🤖 AI Summary
FC-Datalog, a string-logic query language, suffers from limited expressiveness and uncontrolled computational complexity.
Method: We propose a modular optimization framework targeting LOGSPACE. First, we extend FC logic with recursion to enable recursive definition and efficient evaluation of core spanners. Second, we design several syntactically restricted FC-Datalog fragments—achieving, for the first time in the string context, both LOGSPACE decidability and linear combined complexity. Third, we integrate word equations, regular constraints, recursive Datalog, and model-checking optimizations.

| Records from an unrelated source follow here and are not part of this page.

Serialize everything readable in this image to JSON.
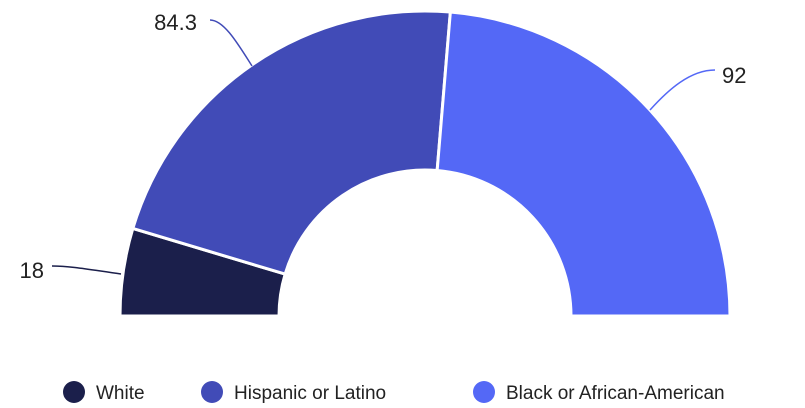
{
  "chart_data": {
    "type": "pie",
    "subtype": "semi-donut",
    "title": "",
    "categories": [
      "White",
      "Hispanic or Latino",
      "Black or African-American"
    ],
    "values": [
      18,
      84.3,
      92
    ],
    "value_labels": [
      "18",
      "84.3",
      "92"
    ],
    "colors": [
      "#1b1f4b",
      "#414bb7",
      "#5468f6"
    ],
    "legend": {
      "position": "bottom"
    }
  }
}
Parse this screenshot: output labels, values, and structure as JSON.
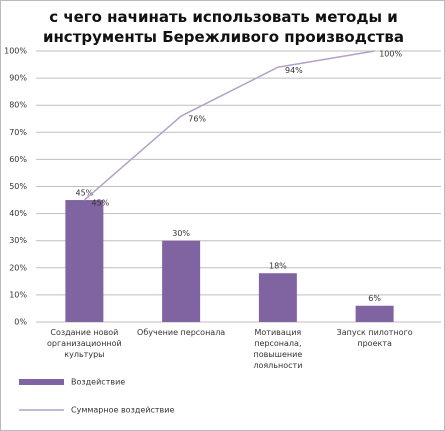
{
  "chart_data": {
    "type": "bar",
    "title": "с чего начинать использовать методы и инструменты Бережливого производства",
    "categories": [
      "Создание новой организационной культуры",
      "Обучение персонала",
      "Мотивация персонала, повышение лояльности",
      "Запуск пилотного проекта"
    ],
    "series": [
      {
        "name": "Воздействие",
        "type": "bar",
        "color": "#8064a2",
        "values": [
          45,
          30,
          18,
          6
        ],
        "value_labels": [
          "45%",
          "30%",
          "18%",
          "6%"
        ]
      },
      {
        "name": "Суммарное воздействие",
        "type": "line",
        "color": "#b3a2c7",
        "values": [
          45,
          76,
          94,
          100
        ],
        "value_labels": [
          "45%",
          "76%",
          "94%",
          "100%"
        ]
      }
    ],
    "ylim": [
      0,
      100
    ],
    "yticks": [
      {
        "value": 0,
        "label": "0%"
      },
      {
        "value": 10,
        "label": "10%"
      },
      {
        "value": 20,
        "label": "20%"
      },
      {
        "value": 30,
        "label": "30%"
      },
      {
        "value": 40,
        "label": "40%"
      },
      {
        "value": 50,
        "label": "50%"
      },
      {
        "value": 60,
        "label": "60%"
      },
      {
        "value": 70,
        "label": "70%"
      },
      {
        "value": 80,
        "label": "80%"
      },
      {
        "value": 90,
        "label": "90%"
      },
      {
        "value": 100,
        "label": "100%"
      }
    ],
    "grid": true,
    "legend": "bottom-left"
  }
}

Contribution/Results: We establish the first string-recursive query framework that is both theoretically rigorous—precisely characterizing LOGSPACE—and practically viable, supporting deterministic regular expression simulation and application-specific customization. Our framework significantly improves model-checking efficiency and enables modular, compositional verification of string-manipulating programs.
📝 Abstract
Core spanners are a class of document spanners that capture the core functionality of IBM's AQL. FC is a logic on strings built around word equations that when extended with constraints for regular languages can be seen as a logic for core spanners. The recently introduced FC-Datalog extends FC with recursion, which allows us to define recursive relations for core spanners. Additionally, as FC-Datalog captures P, it is also a tractable version of Datalog on strings. This presents an opportunity for optimization. We propose a series of FC-Datalog fragments with desirable properties in terms of complexity of model checking, expressive power, and efficiency of checking membership in the fragment. This leads to a range of fragments that all capture LOGSPACE, which we further restrict to obtain linear combined complexity. This gives us a framework to tailor fragments for particular applications. To showcase this, we simulate deterministic regex in a tailored fragment of FC-Datalog.